Offred herself is hard to place. It could be argued that she’s simply a shadow of her former self, and that years of abuse and despair have worn her too far down to recover. Her acceptance but bitterness of the system, for example, and having more curiosity than hope in regards to change. This is reasonable, as like I’ve said, she does have her moments where she crumbles a bit. Her reactions to change are not hope or joy, but rather caution in case she gets in trouble.
Because of this, when she thinks back on her former child and husband, it can be a bit hard to take seriously. She doesn’t fear for them, rarely expresses hope that they’re alive, and seems to just accept that they’re gone and she’ll never see them again. The memories she has of her child are tender, but regarding her ex-husband, she talks about him as if he never really mattered. It can be confusing and conflicting at times. This problem is especially tedious towards the end. Offred is put into several very emotional situations that she doesn’t react very emotionally to.
The book can be slow at times, because progressions of the plot are coupled with the unspoken thoughts and feelings from Offred. Understandable, considering this is first-person, but rather than the two being interlaced with each other, one chapter can be wholly plot, and the other wholly thoughts. It’s hard not to skim through some bits (sorry if this is literary-sacrilegious.)
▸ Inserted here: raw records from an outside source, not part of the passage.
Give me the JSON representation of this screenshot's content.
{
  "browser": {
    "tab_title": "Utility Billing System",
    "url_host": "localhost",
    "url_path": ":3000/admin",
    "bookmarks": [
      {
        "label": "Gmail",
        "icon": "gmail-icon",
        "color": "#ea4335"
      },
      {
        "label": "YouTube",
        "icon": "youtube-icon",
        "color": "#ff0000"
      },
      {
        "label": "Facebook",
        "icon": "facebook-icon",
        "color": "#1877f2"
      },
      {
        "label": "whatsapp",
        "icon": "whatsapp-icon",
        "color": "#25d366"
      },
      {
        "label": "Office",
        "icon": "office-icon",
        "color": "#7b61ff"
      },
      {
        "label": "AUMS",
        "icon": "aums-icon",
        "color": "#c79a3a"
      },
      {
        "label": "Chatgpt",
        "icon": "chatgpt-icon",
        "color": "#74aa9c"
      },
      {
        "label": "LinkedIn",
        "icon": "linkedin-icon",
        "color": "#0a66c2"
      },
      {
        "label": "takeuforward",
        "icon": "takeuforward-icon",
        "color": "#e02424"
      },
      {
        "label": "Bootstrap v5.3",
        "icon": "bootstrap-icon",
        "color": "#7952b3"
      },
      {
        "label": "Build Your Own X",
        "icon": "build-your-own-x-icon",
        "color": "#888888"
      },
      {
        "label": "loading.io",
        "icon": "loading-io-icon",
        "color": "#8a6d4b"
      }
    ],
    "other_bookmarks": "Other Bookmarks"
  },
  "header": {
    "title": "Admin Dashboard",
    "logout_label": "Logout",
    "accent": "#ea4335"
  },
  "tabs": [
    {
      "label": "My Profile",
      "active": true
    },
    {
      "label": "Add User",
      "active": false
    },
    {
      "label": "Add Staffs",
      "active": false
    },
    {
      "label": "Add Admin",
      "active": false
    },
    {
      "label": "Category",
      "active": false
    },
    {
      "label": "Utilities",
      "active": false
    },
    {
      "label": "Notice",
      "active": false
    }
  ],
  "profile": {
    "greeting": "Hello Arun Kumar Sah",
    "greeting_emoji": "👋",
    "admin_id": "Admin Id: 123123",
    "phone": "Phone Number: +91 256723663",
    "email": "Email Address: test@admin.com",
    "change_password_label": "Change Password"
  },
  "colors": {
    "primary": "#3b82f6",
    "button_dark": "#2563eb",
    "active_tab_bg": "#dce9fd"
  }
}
The book, without giving away anything, has a semi-happy, semi-ambiguous ending that ties everything nicely together. There’s no grand battle with explosions or anything, but it does end on as pragmatic of a good ending as possible. I didn’t feel like time had been wasted, and its open interpretation gives a lot to think of.
So, in conclusion, THT can be slow and tedious at times, but it still offers some thoughtful insight and capturing worldbuilding.